Some parents of students with LD seek a college with little or no “academics”. If college didn’t have academics, what would be the value of a diploma? If everyone were able to earn a degree, the degree would be worthless. As it stands today, standards in college have been watered down from years past with grade inflation. There was a time when a Bachelor’s degree signified entree into a different “class”. However, because BAs are so common today, their worth has declined. I think it is important for us to uphold the standards of a college degree, and that means maintaining rigorous “academics”. That said, there are “hands-on” learners who absorb academics more easily when there is “active” involvement. It doesn’t mean they aren’t intelligent. It just signifies that the information needs to be targeted to their strongest channel.
There are several choices for students like this. They can choose to go to a college that offers a co-op program, where they attend classes one semester and get work experience the next. If your teen is great with his hands, he can make an excellent living at certain trades – perhaps even a better living than a college grad. Just remember, you can’t fit a square peg into a round hole. You teen should be in a stimulating, challenging environment that teaches to her strengths. Only then will she thrive.
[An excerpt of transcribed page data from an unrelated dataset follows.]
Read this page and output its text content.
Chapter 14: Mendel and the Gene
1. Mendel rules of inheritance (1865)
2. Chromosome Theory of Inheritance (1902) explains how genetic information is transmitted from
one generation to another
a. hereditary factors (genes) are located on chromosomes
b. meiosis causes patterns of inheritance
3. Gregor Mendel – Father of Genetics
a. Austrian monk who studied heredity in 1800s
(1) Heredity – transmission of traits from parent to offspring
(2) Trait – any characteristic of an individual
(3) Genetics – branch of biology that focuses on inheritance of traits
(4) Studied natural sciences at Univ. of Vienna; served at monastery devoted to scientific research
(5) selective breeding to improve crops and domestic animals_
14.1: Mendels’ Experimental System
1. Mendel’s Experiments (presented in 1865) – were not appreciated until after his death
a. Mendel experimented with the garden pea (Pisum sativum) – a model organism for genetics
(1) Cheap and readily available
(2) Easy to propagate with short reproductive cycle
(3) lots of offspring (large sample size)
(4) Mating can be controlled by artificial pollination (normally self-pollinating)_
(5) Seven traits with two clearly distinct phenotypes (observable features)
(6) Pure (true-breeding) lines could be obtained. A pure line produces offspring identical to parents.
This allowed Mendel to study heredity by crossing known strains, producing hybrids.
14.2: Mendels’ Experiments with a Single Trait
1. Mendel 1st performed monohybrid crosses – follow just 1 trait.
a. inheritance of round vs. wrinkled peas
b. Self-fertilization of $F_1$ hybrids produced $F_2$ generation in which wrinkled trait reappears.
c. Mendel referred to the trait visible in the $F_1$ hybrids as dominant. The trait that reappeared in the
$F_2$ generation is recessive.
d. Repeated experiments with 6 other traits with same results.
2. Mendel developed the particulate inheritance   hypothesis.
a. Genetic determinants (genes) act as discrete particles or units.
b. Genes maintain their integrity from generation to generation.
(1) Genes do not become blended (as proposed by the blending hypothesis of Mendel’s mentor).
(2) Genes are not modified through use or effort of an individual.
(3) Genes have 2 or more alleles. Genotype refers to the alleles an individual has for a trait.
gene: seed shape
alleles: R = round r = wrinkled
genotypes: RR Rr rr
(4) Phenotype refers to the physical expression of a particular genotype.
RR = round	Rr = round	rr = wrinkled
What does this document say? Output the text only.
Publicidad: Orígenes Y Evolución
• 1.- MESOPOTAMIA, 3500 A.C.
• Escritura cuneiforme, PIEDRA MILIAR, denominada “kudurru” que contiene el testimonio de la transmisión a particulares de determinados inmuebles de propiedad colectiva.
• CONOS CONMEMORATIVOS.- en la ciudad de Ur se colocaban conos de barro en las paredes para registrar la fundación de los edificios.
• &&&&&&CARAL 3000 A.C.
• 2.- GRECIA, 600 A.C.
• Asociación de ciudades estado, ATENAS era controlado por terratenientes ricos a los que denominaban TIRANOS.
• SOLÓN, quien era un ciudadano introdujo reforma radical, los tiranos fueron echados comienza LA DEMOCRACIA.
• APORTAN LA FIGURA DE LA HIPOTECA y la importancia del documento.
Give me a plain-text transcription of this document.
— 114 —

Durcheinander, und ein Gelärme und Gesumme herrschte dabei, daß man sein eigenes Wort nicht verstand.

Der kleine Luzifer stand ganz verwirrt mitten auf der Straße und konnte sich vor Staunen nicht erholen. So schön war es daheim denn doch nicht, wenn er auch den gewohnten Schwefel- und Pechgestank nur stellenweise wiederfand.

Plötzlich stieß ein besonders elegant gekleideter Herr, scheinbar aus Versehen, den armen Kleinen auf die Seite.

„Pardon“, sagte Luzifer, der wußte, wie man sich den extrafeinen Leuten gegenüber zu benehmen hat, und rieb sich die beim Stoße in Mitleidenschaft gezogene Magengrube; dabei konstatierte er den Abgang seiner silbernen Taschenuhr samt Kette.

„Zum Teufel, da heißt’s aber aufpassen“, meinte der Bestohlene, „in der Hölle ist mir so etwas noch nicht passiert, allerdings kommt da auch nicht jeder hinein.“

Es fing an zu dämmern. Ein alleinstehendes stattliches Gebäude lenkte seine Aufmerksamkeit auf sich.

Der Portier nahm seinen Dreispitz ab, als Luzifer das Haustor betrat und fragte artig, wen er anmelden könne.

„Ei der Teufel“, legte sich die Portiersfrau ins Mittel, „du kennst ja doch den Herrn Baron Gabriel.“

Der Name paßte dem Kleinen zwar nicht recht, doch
I think of my father, whose own father, an immigrant and master cabinet maker, wanted more for my dad and his sister. He enrolled my aunt in “elocution” courses, so she would sound “upper class,” and she willingly participated. My father, however, was cut from a different cloth. In fact, he was similar to his dad in that he excelled at doing things with his hands. The idea of sitting behind a desk all day was abhorrent to my dad. While my aunt attended college and excelled, my father dropped out of Pratt Institute after one semester. He had always had a fascination with flying, and more than anything else, he wanted to go to aviation school. Aviation school was not college however, and my grandfather made it clear that that was not an option. At the age of nineteen, my dad’s interest in flying led him to defy his father and follow his heart. He drove to California and enrolled in aviation school. As a result of his decision, my dad was told never to come home asking for money. Indeed, upon my grandparents’ death, my grandparents made their disappointment clear – evidenced by leaving all of their considerable assets to my father’s sister. Aside from physical abuse, I can’t think of a more dramatic way to indicate disapproval and make one’s offspring feel like a failure.
When making a college selection, it is critical to understand how your teen learns best. Having that information affords you the opportunity of seeking the college that best suits his/her style. Considering the financial magnitude of the college investment, it is wise to take the time to make the best match possible.